When creating a knowledge base, there is the option to activate "Layout Analysis". Since this uses a visual language model (in cases of images or if not enough text was contained in a chunk), maybe this might work for russian language (although its definitely improvable) image

Maybe you could try to change the "threshold" when the Visual Model should be used to interpret the text.

netandreus commented 2 months ago

@Said-Apollo I tried to do it, but it removed almost all the spaces in the text.

Here is test document in Russian: dogovor_oferta.pdf

And here are parsing results:

Screenshot 2024-08-19 at 15 46 27
Said-Apollo commented 2 months ago

@Said-Apollo I tried to do it, but it removed almost all the spaces in the text.

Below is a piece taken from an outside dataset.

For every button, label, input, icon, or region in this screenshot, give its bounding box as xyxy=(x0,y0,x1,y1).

Here is test document in Russian: dogovor_oferta.pdf

And here are parsing results: Screenshot 2024-08-19 at 15 46 27

When inputting the pdf to my knowledge base, it only gives me a single chunk with a few words. However, after converting the pdf to a docx file, it gave me around 18 chunks image

Now looking closer at the result, they look somewhat correct to me (although Im not a russian expert). However, unfortunately the file is not shown next to it. I guess this is not supported for docx files yet. image Maybe you could try this workaround until russian is also supported? In case you have lots of pdfs and are on linux, I would therefore recommend simply this command in terminal:

lowriter --convert-to docx *.pdf

Hyperb0t commented 1 month ago

I made a quick and dirty spaces problem fix for only Russian language. Deepdoc component and especially its pdf_parser class now do not remove spaces in RU text. Fix was merged in v 0.11 and is in the demo already.

You can observe it if you turn off layout recognition and parse the example "dogovor_oferta.pdf" or any other Russian PDF document.

turn-off-layot-recog spaces

Unfortunately, it still removes spaces if leave layout recognition turned on. I think it happens while returning stored text chunks from the backed via REST API and not while parsing. I am going to also resolve this problem. Probably by changing rmSpace function.

Hyperb0t commented 1 month ago

There are a lot of places in the project (link1, link2), where string is processed in different ways depending on if it matches [0-9a-zA-Z...] regex for english language or not. One of these differences in string processing is space symbol removal. If the string is considered english by regex, spaces are not removed, otherwise removed.

If we want multiple languages support, this logic should be changed. Because matching the [0-9a-zA-Z...] regex is not the only case, where spaces should be kept and not removed. There are other non-latin languages or groups of languages with other alphabets and writing systems, where spaces are needed:

My proposal is to replace [0-9a-zA-Z...] regex with something like "should_remove_spaces(str)" function and use it in rmSpace(str) function. By my knowledge spaces should only be removed in Chinese and Japanese languages.

I can add and use fasttext-langdetect dependency for that. If the language is not recognized as Chinese or Japanese, spaces should not be removed. This python library (fasttext-langdetect) can also be useful in future for other multi-lingual tasks.